Era solteira quando iniciou sua vida profissional de parteira e professora, existia um número enorme
de analfabetos no povo, conseguiu alfabetizar sua mãe de 70 anos e outras pessoas com 60, 50, 20 anos. As aulas aconteciam na igreja do Brejinho, até que o chefe do posto da FUNAI a contratou para reabrir a escola da aldeia que estava fechada há mais de 12 anos, por conta da resistência dos índios de Brejinho em aceitar professores não índios. Assumir a escola de Brejinho foi uma responsabilidade difícil, pois ela precisou até enfrentar sozinha as ameaças de alguns homens que a queriam expulsar da escola. Com sua determinação, força e fé nos Encantos de Luz, e mesmo sendo mulher naquela época, conseguiu intimidá-los e defender a escola.
Como parteira, além da sabedoria da Natureza Sagrada e do uso das plantas medicinais que a ajudavam
durante os partos, Dona Judite recebeu formação em enfermagem e chegou até a estagiar em um hospital no município de Pesqueira. Fazer parto nesta época era de grande risco, pois as parteiras mais velhas do povo sofriam dificuldades como a distância entre as casas, as aldeias, a falta de transporte e, muitas vezes, as índias eram encaminhadas para os hospitais. Mas, com Dona Judite, que usava das plantas e de sua espiritualidade, nenhuma criança chegou a morrer em suas mãos.
O primeiro parto que ela fez foi na aldeia São José de uma índia da aldeia Vila de Cimbres. Ela conta que
ficou muito assustada, mas pediu força aos Encantos e conseguiu fazer o parto. A partir de então fez parto nas várias aldeias do território como São José, Brejinho, Gitó, Caípe, Pendurado, Passagem, Cana Brava, Caetano, Santana, Lagoa, São Brás, Curral de Boi (Boa Vista) onde nasceu duas crianças gemeas, Tionante, Pedra D’Água, Santa Rita, Trincheira, Matinha, entre outras. Com Dona Judite as mulheres Xukuru, apesar das dificuldades de estrutura, começaram a se sentirem mais seguras em ter
o parto natural em casa e não em hospital.
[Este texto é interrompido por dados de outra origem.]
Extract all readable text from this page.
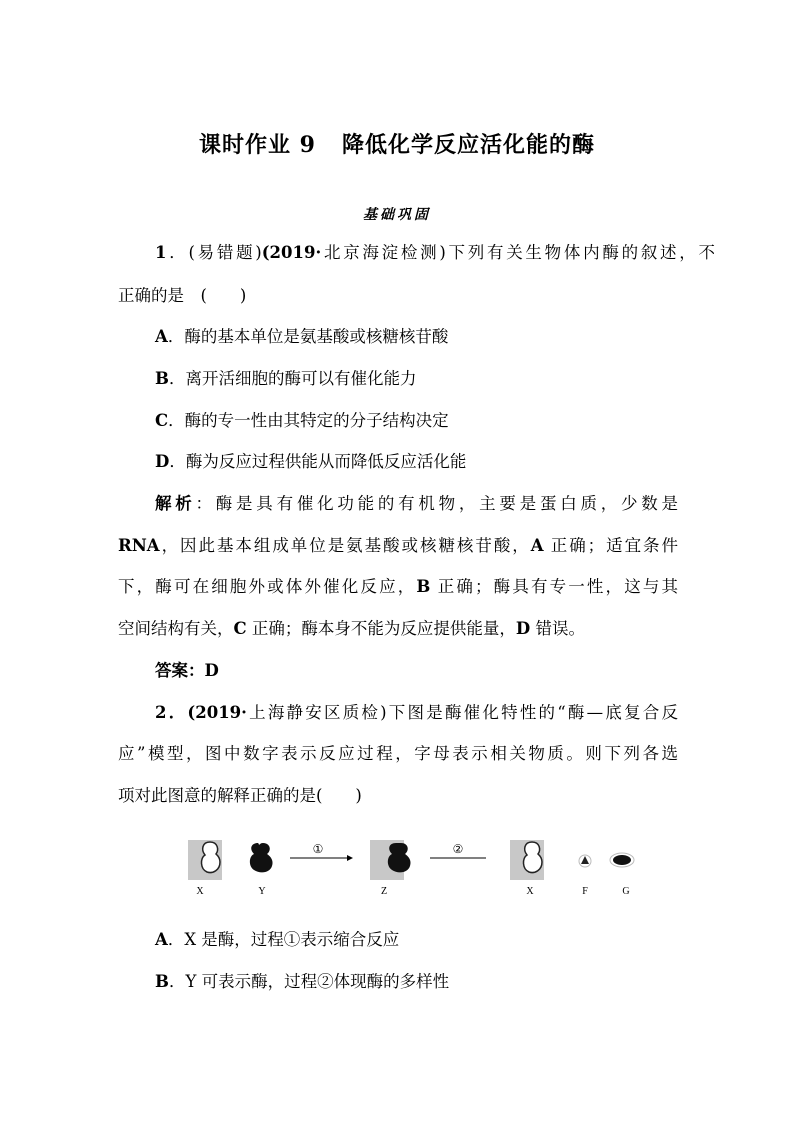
课时作业 9 降低化学反应活化能的酶
基础巩固
1．(易错题)(2019·北京海淀检测)下列有关生物体内酶的叙述，不
正确的是　(　　)
A．酶的基本单位是氨基酸或核糖核苷酸
B．离开活细胞的酶可以有催化能力
C．酶的专一性由其特定的分子结构决定
D．酶为反应过程供能从而降低反应活化能
解析：酶是具有催化功能的有机物，主要是蛋白质，少数是
RNA，因此基本组成单位是氨基酸或核糖核苷酸，A 正确；适宜条件
下，酶可在细胞外或体外催化反应，B 正确；酶具有专一性，这与其
空间结构有关，C 正确；酶本身不能为反应提供能量，D 错误。
答案：D
2．(2019·上海静安区质检)下图是酶催化特性的“酶—底复合反
应”模型，图中数字表示反应过程，字母表示相关物质。则下列各选
项对此图意的解释正确的是(　　)
①	②
X	Y	Z	X	F	G
A．X 是酶，过程①表示缩合反应
B．Y 可表示酶，过程②体现酶的多样性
No ano de 1976 se casou com José Hélio e teve três filhos. Tinha que cuidar das crianças, da casa e
dar conta do trabalho todos os dias. Trabalhava tanto que não tinha tempo para comer e nem para dormir, lembra que deixava as mamadeiras das crianças prontas para o marido ou a sogra darem para seus bebês.
Inicia sua missão na época do cacicado de seu José de Ismael, só veio a conhecer Xicão através do seu
esposo. Certo dia Xicão fez uma visita em sua casa e, com o passar do tempo, Xicão chamou Dona Judite e o chefe do posto para serem os padrinhos do seu filho mais velho, Luiz. Quando Xicão assumiu o cacicado do povo Xukuru e inicia a luta pela terra, a contribuição de Dona Judite ao seu cacique e ao seu povo foi dando assistência aos guerreiros e guerreiras na entrega de alimento, de medicamento, fazendo curativos, aplicando injeções, fazendo partos, entre outras ações na área da saúde. Esse atendimento acontecia no posto da aldeia São José, as pessoas vinham de muito longe e ela precisava estar lá para atende-las.
Ao lembrar do cacique Xicão Dona Judite diz: “os fazendeiros tiraram a vida de Xicão pensando que a
luta ia se acabar, mas ficou mais forte, ele fez brotar uma felicidade grande nas pessoas, por que antigamente tinha muita miséria em nossas comunidades”.
Dona Judite tem uma trajetória de vida dentro da luta do povo Xukuru, seu trabalho como professora e
sua missão como parteira tem sido até hoje de grande importância na vida das comunidades e das mulheres do nosso povo. Ela é uma guerreira Xukuru e fez tudo isso por que tem muita fé em Deus e na Natureza Sagrada através dos Encantos e de Mandarú.